Desierto, le rêve américain de Donald Trump deflagré par Jonas Cuaron
Le 16 juin 2015, Donald Trump annonce sa candidature aux primaires républicaines en vue de la présidentielle américaine de 2016.
Lors de son discours d’investiture, il s’en prend frontalement aux immigrés mexicains déclarant que le Mexique n’est pas l’ami des Etats-Unis allant même jusqu’à les qualifier d’exportateurs de drogue, de violeurs et de criminels.
Quelques mois plus tard, dans une vidéo de campagne, Trump utilise des images tournées entre le Maroc et l’Espagne pour représenter la frontière américano-mexicaine comme une passoire et déclare vouloir stopper l’immigration illégale en construisant un mur.
La représentation de la violence, du passage à l’acte, de la folie de l’exclusion et des frontières est le sujet de Jonas Cuaron dans son second long métrage Desertio, présenté au dernier festival de Toronto et dans les salles françaises le 13 avril prochain.

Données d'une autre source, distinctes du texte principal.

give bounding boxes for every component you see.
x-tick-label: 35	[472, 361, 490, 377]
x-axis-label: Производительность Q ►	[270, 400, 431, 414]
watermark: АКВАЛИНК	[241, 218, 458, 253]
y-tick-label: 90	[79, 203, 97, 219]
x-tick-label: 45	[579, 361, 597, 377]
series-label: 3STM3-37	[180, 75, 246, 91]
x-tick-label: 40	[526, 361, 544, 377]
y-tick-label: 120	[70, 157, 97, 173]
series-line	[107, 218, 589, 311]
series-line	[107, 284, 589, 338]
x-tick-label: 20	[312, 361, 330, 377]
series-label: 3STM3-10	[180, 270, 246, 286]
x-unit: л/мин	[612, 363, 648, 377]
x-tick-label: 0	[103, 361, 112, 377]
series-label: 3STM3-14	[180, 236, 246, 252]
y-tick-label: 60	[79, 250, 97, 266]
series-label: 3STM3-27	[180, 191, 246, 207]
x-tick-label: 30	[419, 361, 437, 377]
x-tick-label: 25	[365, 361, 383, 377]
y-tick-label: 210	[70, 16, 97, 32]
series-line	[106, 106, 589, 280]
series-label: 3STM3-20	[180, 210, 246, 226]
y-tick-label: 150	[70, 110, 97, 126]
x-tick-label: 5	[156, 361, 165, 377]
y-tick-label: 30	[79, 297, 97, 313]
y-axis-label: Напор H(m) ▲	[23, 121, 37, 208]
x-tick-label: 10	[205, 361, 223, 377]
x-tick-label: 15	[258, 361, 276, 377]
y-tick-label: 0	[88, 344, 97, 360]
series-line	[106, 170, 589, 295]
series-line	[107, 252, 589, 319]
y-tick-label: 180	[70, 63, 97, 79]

Le réalisateur mexicain propose ni plus ni moins un survival tendu reprenant à son compte les principes directeurs de Gravity dont il a écrit le scénario pour son père, Alfonso Cuaron.
Il en livre quasiment une version terrestre reposant sur le principe de réalité, alors que Gravity inventait sa propre réalité. Ici le désert remplace l’espace et le confinement des engins spatiaux s’exprime au travers de la rocaille et de la nature inhospitalière du désert de Sonora qui impose le rythme de la traque.
Car c’est bien d’une histoire de traque dont il s’agit. Une traque qui pourrait s’apparenter à un rêve pornographique de l’Amérique xénophobe, celle de Trump en l’occurrence.
Au cœur des étendues hostiles, un groupe de Mexicains progresse vers ce qu’ils pensent être une nouvelle chance, l’opportunité de changer de vie, de vivre libres et de s’accomplir. Jusqu’à ce qu’ils se fassent abattre froidement, les uns après les autres par un loup solitaire embrigadé au sein des Minutemen, ces milices organisées qui chassent littéralement les clandestins, armes de guerre aux poings.
Sam (Jeffrey Dean Morgan), le tueur et son chien d’attaque, vont s’acharner sur Moïse (Gael Garcia Bernal), survivant du groupe jusqu’à un duel final terrifiant où les archétypes du bien et du mal se confondent dans un élan de violence sourde.
Comme dans Gravity, Jonas Cuaron utilise les principes de rapprochement et d’éloignement entre les protagonistes, ici fugitifs et chasseurs, comme éléments-clés de la tension et du suspense. Ils se tiennent à distance, mais toujours à portée de fusil et lorsqu’ils se perdent de vue, le chien du tueur fond sur ses proies sans rechigner.
La réussite de la mise en scène est de très vite baliser l’espace de l’action de manière extrêmement géométrique et rationnelle. Si bien que le spectateur cartographie mentalement la traque et la géographie des lieux devient le maître du jeu de cet affrontement.
L’autre réussite du film est le glissement progressif du thriller, de l’action physique vers une dimension plus existentielle. Par certains aspects, Jonas Cuaron convoque le Spielberg de Duel, le film de traque par excellence.
Néanmoins le jeune cinéaste ne réussit pas tout à fait. Si Gael Garcia Bernal est impeccable, le personnage du tueur interprété par Jeffrey Dean Morgan manque de densité et d’incarnation, notamment dans le segment du film où les dialogues s’effacent et où il devient plus physique, plus organique.
Il utilise par ailleurs une musique originale signée Woodkid de manière un peu trop systématique pour souligner les bifurcations du scénario ou les moments plus émotionnels. Ce qui rompt avec le silence pesant d’une nature asséchée. On aurait aimé que Woodkid embrasse l’intégralité du score en le rendant plus tribal et entêtant.
Jonas Cuaron livre au final un film engagé, sans fioriture, sec et nerveux, mais qui manque par certains aspects de personnalité dans sa réalisation ce qui en fait un objet plus convaincant par ce qu’il raconte et par les partis qu’il prend que par ce qu’il montre à l’écran.